Questa mattina più di cinquanta studenti del Liceo Classico De Castro di Oristano insieme agli studenti della delegazione portoghese e lituana del Progetto Erasmus + 'SOS. Save Our Seas', hanno partecipato a una giornata ecologica organizzata in collaborazione con l’Area Marina Protetta Penisola del Sinis Isola di Mal di Ventre.

Il progetto, che  ha come obiettivo la conoscenza e la protezione degli oceani, coinvolge un consorzio di scuole dell'Unione Europea, originarie di Lituania, Germania, Portogallo, Bulgaria e Italia, e ha visto i ragazzi impegnati in una mattinata di pulizia della spiaggia, seguita da una lezione sull’inquinamento dei mari.

Sono più di duecento i chili di spazzatura che i giovani hanno prelevato dal litorale, tra micro e macro rifiuti.
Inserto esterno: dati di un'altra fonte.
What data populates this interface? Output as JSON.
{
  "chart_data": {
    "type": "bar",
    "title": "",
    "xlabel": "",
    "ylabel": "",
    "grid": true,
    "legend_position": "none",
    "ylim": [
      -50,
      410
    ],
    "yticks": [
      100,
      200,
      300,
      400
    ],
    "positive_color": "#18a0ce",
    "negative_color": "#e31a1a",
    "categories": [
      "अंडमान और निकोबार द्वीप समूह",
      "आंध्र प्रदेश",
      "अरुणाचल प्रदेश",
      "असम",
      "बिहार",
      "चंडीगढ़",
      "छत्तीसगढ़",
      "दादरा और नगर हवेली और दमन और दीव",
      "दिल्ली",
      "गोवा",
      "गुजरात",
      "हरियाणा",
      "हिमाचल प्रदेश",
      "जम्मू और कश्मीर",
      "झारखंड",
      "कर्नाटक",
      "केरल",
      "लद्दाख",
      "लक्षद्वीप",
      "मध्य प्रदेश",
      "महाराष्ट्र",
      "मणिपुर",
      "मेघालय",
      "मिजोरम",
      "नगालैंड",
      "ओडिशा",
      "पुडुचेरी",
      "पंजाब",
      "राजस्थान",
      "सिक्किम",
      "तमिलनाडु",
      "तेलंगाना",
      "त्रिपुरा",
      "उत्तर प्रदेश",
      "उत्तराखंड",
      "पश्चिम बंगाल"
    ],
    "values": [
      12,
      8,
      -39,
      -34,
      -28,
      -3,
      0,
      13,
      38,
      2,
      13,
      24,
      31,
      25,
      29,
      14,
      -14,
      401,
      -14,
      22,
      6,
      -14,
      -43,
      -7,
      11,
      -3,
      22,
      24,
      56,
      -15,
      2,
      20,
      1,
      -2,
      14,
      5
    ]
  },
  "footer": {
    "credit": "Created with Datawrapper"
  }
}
I giovani studenti hanno potuto apprendere dai biologi dell’Istituto IAS-CNR di Oristano afferente al CReS, nodo della Rete regionale per la conservazione della fauna marina, numerose nozioni sulle attività portate avanti a favore dell’ambiente e sulle cause e le conseguenze del marine litter: l’eccessiva presenza di rifiuti abbandonati nel terreno, soprattutto plastiche, si riversa in mare, causando gravi danni all’intero ecosistema.

 “Abbiamo accolto di buon grado la proposta presentata dai docenti del Liceo De Castro perché riteniamo fondamentale l’approccio con le nuove generazioni – ha spiegato il direttore dell’Area Marina Protetta Massimo Marras -. Per essere pienamente consapevoli dell’importanza delle buone norme di comportamento, al fine di preservare l’ambiente, è fondamentale l’attività diretta e questi ragazzi stanno svolgendo un percorso che rientra appieno nelle modalità più consigliate”.

“Non è la prima volta che collaboriamo con l’Area Marina Protetta del Sinis – spiega la docente di riferimento del progetto Erasmus + Francesca Carboni -. Questo percorso specifico nasce nel 2019 e grazie ai viaggi nei vari Paesi coinvolti permette ai ragazzi di toccare con mano diverse realtà. I ragazzi hanno partecipato con convinzione alla mattinata ecologica – spiega l’insegnante - e hanno percepito quanto sia urgente la necessità di modificare i comportamenti dannosi, perché è più complicato pulire piuttosto che evitare che i rifiuti finiscano in mare. A breve avranno modo di approfondire il discorso analizzando il Mar Baltico e il Mare del Nord, comparando la situazione dell’inquinamento delle acque al di là del Mediterraneo”.